Mountain in Eslohe, Germany

The Homert, at , is the highest of the Sauerland's Lenne Mountains and lies in the county of Hochsauerlandkreis, North Rhine-Westphalia, Germany. It is also the highest mountain and namesake for the Homert Nature Park and the highest point on the southeastern ridge, the Homert (also Die Homert or Homertrücken).

== Location ==
The Homert rises in the southwestern part of the county of Hochsauerlandkreis, roughly in the centre of the triangle formed by Meinkenbracht, in the borough of Sundern, and Obersalwey in the south-southwest and Niedersalwey in the southeast, both in the borough of Eslohe.

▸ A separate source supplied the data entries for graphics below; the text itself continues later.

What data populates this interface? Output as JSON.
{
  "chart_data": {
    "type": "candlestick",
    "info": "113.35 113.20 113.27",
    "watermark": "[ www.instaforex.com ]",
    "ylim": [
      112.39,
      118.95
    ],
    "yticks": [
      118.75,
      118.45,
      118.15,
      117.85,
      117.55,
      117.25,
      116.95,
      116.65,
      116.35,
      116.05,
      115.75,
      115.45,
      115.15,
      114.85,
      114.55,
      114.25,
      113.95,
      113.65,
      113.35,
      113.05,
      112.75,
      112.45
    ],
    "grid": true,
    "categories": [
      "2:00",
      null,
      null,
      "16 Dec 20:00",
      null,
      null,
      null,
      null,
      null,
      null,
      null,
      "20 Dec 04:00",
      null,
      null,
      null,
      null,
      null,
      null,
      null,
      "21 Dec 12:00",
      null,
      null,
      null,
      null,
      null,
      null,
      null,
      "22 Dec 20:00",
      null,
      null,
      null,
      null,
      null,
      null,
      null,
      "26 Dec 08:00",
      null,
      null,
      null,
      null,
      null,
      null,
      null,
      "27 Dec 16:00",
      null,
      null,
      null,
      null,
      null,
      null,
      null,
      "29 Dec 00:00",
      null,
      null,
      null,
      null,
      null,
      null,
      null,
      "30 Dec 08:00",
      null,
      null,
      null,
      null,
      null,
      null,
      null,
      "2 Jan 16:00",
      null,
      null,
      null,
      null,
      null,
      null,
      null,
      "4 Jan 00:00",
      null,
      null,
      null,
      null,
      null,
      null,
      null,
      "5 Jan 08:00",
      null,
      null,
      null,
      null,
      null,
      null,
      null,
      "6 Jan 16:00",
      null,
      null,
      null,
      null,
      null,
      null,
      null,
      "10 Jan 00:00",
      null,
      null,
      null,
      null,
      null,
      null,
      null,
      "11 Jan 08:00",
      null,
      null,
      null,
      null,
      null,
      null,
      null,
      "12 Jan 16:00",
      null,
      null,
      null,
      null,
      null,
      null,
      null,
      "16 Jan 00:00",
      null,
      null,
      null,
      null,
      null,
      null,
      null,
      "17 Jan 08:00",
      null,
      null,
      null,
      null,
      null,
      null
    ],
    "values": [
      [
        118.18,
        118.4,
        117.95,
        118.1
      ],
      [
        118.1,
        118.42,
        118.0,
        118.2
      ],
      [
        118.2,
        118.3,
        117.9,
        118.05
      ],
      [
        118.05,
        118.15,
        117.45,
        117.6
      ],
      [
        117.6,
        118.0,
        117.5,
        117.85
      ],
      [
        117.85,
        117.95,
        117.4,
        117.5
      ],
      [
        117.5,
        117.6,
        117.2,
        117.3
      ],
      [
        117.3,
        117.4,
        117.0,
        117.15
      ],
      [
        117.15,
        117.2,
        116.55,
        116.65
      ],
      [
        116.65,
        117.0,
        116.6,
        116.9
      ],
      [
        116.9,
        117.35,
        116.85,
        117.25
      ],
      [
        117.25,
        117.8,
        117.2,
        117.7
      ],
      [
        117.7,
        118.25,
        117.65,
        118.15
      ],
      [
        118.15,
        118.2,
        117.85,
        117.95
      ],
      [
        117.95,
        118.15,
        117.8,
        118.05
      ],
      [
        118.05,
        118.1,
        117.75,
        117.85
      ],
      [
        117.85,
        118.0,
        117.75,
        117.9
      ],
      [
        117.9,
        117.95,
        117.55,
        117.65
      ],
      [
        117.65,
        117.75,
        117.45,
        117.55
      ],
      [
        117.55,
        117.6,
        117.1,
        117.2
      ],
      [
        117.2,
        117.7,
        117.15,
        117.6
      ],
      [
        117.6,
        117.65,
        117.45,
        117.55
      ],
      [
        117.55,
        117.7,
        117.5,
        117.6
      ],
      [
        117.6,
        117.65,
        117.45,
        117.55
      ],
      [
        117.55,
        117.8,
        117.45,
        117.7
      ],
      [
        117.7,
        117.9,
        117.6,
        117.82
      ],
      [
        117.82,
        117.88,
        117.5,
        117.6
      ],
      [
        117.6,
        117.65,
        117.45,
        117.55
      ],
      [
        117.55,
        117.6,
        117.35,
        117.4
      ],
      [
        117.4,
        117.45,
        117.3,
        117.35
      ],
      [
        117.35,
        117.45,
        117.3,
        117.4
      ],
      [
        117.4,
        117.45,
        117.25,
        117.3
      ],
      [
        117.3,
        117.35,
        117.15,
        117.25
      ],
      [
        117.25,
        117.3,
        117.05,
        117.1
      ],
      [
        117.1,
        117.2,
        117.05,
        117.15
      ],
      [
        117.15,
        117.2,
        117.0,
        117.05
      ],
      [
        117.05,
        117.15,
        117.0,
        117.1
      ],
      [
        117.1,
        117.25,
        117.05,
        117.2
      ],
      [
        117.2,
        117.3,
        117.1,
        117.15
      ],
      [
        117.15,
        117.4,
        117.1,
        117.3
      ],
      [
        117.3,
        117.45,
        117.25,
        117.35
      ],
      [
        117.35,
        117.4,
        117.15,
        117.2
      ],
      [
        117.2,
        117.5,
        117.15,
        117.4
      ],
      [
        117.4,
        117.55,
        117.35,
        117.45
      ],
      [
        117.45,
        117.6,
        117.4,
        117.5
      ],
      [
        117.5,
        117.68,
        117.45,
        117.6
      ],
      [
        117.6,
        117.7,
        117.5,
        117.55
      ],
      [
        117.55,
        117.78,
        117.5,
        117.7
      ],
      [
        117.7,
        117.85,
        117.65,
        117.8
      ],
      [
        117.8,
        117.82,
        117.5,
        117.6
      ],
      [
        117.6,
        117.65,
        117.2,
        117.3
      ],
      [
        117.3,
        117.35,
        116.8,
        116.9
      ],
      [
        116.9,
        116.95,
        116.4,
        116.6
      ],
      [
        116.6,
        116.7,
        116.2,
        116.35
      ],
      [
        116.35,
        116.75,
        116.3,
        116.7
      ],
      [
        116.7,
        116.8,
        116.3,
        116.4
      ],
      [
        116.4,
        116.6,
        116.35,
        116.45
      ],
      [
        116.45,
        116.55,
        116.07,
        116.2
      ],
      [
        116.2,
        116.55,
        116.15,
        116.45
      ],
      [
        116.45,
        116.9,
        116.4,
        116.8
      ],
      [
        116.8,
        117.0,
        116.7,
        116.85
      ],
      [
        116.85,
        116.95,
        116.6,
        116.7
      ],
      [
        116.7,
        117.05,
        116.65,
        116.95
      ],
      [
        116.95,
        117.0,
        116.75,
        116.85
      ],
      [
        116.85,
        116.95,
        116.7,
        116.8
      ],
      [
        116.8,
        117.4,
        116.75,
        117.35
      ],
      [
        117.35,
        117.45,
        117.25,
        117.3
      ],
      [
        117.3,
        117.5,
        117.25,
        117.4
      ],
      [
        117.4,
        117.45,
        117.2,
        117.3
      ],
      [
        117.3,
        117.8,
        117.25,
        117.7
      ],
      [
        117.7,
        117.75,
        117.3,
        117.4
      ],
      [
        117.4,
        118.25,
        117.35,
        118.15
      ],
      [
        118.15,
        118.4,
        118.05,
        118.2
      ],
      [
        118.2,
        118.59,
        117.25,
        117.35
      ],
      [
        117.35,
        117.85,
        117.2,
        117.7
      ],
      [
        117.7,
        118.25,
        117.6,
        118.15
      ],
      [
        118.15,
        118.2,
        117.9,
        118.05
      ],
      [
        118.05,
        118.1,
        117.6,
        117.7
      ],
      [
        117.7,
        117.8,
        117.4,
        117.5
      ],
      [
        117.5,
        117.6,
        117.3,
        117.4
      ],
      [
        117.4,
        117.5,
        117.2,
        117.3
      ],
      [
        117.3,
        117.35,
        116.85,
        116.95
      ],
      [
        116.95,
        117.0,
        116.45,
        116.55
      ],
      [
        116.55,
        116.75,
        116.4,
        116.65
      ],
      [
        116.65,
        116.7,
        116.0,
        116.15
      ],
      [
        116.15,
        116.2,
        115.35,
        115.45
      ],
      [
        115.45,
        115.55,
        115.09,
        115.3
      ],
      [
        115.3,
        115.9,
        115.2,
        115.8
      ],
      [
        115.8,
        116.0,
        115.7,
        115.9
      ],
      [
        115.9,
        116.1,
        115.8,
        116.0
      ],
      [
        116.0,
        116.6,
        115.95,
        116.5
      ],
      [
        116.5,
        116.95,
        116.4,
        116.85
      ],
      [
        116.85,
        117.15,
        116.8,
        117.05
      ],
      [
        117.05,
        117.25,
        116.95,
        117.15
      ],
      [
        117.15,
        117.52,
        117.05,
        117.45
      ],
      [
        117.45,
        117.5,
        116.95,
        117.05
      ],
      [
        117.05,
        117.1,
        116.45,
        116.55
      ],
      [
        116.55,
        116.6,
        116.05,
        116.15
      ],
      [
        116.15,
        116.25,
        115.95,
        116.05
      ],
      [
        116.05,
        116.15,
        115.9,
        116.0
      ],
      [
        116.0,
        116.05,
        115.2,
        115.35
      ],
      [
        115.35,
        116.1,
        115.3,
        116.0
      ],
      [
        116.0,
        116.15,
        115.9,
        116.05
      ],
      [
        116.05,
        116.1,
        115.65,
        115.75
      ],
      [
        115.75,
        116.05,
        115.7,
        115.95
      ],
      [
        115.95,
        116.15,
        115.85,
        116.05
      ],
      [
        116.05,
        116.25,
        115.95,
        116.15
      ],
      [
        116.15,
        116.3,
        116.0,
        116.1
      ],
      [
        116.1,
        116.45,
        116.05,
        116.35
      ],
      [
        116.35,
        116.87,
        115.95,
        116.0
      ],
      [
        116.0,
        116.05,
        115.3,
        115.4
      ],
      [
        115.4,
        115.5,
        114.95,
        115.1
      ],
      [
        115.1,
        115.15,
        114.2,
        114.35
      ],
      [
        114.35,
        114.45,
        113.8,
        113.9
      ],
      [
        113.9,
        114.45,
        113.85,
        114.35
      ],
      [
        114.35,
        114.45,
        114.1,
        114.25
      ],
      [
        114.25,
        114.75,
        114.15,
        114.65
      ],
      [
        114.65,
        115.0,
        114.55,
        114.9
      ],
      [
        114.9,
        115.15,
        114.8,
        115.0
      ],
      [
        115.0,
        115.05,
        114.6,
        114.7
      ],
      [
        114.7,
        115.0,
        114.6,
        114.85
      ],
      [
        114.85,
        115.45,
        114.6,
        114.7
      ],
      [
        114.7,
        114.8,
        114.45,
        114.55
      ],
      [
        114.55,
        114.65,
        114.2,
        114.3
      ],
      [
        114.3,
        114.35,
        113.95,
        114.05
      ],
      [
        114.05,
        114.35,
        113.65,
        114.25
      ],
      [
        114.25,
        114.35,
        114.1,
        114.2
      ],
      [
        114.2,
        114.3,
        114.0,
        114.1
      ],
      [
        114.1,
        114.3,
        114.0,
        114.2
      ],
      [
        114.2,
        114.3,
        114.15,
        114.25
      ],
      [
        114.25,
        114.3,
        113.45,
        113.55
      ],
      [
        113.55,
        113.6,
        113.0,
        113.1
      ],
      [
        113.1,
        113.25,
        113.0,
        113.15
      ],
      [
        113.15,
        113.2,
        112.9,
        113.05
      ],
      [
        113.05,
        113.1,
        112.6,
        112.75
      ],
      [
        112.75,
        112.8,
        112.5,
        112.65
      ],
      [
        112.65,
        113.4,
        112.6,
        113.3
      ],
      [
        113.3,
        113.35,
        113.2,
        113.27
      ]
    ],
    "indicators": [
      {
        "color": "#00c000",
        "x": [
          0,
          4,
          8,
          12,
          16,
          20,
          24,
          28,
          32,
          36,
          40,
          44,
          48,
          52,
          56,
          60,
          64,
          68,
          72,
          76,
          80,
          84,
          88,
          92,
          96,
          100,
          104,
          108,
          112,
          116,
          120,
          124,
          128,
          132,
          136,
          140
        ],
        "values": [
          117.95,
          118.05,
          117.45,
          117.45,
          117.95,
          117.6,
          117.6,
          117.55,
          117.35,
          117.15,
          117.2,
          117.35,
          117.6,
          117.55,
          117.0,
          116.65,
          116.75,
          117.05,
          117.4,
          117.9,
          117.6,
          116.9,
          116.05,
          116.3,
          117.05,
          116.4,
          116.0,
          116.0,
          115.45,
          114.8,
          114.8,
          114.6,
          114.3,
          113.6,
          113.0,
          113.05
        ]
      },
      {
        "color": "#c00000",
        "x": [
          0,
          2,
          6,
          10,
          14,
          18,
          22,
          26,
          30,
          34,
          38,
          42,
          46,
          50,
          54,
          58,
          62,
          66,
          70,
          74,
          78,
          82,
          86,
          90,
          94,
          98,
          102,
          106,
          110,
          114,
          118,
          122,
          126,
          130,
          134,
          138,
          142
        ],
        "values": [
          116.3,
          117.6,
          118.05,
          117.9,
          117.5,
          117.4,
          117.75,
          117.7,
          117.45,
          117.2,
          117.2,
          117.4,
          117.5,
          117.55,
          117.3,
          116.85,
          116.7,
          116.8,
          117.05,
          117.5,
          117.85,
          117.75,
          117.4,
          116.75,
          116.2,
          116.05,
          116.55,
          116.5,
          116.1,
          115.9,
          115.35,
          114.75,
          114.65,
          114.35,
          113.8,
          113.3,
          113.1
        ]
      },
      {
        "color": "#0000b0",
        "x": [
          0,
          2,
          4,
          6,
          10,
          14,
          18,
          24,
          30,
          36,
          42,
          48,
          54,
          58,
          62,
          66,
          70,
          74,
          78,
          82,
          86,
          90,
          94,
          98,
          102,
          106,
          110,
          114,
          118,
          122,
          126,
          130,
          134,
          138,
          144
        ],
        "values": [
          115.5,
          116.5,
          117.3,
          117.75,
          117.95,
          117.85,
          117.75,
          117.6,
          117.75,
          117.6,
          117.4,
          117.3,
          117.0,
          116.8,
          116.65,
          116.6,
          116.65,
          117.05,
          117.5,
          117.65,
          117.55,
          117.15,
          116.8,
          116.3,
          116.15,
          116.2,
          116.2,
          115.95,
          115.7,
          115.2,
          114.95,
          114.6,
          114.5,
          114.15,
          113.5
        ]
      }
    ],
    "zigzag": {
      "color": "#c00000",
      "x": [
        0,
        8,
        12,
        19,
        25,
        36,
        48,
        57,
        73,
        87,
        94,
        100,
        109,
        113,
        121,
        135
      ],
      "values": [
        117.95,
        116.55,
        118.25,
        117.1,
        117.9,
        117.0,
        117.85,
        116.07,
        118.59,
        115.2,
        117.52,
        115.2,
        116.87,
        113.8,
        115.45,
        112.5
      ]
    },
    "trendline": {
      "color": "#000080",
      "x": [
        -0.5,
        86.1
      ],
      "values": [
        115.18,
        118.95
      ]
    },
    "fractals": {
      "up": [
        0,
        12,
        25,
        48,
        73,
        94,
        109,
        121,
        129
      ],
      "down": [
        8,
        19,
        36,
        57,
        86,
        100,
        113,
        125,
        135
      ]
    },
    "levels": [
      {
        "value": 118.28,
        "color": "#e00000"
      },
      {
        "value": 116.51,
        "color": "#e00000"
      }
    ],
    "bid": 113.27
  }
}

On the northern flank of the Homert rises the Seilbach stream and, a little to the northwest, the Romecke, both tributaries of the Linnepe. The Wenne tributary, the Salwey, flows through the valley south of the forested mountain.

== Transport links ==
To the south and west the state road, the Landesstraße 519, runs past the Homert, from the village of Niedersalwey via Obersalwey to Meinkenbracht. From this road there are woodland footpaths to the summit. The Homert Way is named after the mountain; it does not run over it, but for example, passes the eponymous ridge in the northeastern valley of the Wenne.